Suppose \(\mu_1\) has a known distribution. For concreteness, assume \(\mu_1 \sim N(m_0, \sigma_0^2)\) for some \(m_0\) and \(\sigma_0^2\) (this is a reasonable specification in a Gaussian model). Then \(\rho_1(X_2) \sim N(m_0 + 2.0627, \sigma_0^2)\).

Applying the ES formula again:

\[ \rho_0(X_2) = \text{ES}_{0.95}(\rho_1(X_2)) = (m_0 + 2.0627) + \sigma_0 \cdot 2.0627 \]
\[ = m_0 + 2.0627(1 + \sigma_0) \]

Step 3: Verify time-consistency. Time-consistency requires \(\rho_0(X_2) = \rho_0(-\rho_1(X_2))\). By the recursive construction, \(\rho_0\) is defined precisely as \(\text{ES}_{0.95}\) applied to \(\rho_1(X_2)\), which is:

\[ \rho_0(X_2) = \text{ES}_{0.95}(\rho_1(X_2) \mid \mathcal{F}_0) = \text{ES}_{0.95}(\rho_1(X_2)) \]

since \(\mathcal{F}_0\) is trivial (no information at time \(0\)).

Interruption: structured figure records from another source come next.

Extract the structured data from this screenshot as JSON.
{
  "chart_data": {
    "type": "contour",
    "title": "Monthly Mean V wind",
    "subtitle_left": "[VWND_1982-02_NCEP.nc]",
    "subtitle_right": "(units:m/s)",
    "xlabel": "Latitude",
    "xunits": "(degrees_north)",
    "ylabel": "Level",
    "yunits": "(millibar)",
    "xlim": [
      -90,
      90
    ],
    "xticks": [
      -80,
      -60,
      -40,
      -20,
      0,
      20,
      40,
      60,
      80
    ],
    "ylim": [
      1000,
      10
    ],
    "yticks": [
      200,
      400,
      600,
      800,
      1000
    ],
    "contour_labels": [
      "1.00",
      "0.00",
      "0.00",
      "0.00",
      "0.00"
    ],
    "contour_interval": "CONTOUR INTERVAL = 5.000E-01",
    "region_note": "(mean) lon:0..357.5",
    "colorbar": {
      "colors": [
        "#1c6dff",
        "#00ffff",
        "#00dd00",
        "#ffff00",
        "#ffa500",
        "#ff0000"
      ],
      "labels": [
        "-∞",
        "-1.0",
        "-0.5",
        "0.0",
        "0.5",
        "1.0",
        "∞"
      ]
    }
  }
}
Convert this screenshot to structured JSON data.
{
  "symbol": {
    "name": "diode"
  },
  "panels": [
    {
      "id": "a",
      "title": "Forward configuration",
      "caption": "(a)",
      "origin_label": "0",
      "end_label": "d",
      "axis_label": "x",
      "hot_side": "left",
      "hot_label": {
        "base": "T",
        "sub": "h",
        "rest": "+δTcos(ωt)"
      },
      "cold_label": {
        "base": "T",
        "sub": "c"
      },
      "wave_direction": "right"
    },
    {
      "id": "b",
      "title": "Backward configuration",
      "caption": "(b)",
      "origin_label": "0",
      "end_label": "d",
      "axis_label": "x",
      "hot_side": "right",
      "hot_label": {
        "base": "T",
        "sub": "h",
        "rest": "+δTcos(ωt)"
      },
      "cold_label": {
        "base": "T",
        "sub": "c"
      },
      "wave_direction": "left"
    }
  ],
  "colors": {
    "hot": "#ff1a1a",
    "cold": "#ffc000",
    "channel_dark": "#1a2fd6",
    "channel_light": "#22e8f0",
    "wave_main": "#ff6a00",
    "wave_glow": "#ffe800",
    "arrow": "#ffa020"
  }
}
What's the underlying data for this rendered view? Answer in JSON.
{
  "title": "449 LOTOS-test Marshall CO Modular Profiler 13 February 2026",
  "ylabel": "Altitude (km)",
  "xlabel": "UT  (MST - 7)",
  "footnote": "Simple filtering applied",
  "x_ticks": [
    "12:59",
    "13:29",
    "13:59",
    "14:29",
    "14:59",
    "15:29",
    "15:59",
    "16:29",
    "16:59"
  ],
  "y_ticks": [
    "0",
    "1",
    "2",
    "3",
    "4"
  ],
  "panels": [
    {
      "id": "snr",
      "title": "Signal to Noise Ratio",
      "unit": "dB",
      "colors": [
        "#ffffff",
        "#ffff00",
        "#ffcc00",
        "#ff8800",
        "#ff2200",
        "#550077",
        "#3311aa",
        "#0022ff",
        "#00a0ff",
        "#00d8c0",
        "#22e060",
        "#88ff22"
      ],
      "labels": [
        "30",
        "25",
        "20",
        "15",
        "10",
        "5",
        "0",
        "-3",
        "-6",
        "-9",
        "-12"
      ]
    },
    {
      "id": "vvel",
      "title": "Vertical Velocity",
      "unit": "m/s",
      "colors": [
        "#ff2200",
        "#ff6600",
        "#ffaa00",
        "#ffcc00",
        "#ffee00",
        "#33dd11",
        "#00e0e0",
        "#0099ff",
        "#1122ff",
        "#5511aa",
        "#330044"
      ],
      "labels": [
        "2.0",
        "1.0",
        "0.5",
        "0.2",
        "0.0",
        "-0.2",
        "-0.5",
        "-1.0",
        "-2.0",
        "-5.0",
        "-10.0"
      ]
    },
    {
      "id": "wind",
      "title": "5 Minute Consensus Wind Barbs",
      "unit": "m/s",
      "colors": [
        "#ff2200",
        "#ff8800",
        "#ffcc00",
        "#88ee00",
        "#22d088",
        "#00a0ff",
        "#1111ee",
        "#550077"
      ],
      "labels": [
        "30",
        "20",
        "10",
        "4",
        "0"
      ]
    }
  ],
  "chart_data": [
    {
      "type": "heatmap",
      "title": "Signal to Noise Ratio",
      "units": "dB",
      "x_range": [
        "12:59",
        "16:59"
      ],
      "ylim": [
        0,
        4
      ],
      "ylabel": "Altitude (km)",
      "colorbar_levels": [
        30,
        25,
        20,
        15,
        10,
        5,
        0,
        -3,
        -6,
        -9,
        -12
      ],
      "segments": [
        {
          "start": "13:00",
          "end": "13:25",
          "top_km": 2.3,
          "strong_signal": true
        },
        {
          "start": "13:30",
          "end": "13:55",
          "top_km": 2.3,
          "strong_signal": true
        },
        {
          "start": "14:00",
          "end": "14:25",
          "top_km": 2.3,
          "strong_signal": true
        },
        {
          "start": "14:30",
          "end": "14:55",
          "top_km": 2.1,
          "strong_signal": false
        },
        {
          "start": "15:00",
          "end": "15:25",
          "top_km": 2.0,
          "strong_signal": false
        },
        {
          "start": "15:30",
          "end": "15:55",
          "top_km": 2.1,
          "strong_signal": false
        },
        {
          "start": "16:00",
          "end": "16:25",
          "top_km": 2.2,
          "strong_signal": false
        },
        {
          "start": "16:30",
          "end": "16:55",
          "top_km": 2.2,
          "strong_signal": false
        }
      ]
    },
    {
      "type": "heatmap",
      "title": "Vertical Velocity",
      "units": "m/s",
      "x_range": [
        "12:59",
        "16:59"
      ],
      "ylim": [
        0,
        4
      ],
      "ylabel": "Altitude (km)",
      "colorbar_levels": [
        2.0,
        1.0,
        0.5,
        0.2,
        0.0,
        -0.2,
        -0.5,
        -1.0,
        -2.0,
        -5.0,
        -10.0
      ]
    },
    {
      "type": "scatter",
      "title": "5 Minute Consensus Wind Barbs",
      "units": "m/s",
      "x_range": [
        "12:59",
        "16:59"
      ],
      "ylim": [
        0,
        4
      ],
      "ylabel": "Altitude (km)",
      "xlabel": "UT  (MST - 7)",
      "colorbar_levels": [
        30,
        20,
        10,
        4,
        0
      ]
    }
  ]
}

This is exactly the composition \(\rho_0(-\rho_1(X_2))\) (where we identify \(\rho_1(X_2)\) as the one-step "loss" seen from time \(0\)).

The time-consistency check is: does \(\rho_0\) computed via the two-step recursion agree with \(\rho_0\) applied to \(-\rho_1\)? By construction, yes. The recursive definition ensures:

\[ \rho_0(X_2) = \text{ES}_{0.95}\!\Big(\text{ES}_{0.95}(X_2 \mid \mathcal{F}_1)\Big) = \rho_0(-\rho_1(X_2)) \]

This is time-consistent because the composition of ES at each step produces a coherent assessment: the risk at \(t=0\) correctly aggregates both the uncertainty about \(\mu_1\) (resolved at \(t=1\)) and the residual risk of \(X_2\) given \(\mu_1\). The two-step recursion avoids the pitfall of computing \(\text{ES}_{0.95}(X_2)\) directly (which would use the unconditional distribution and could give a different, time-inconsistent answer).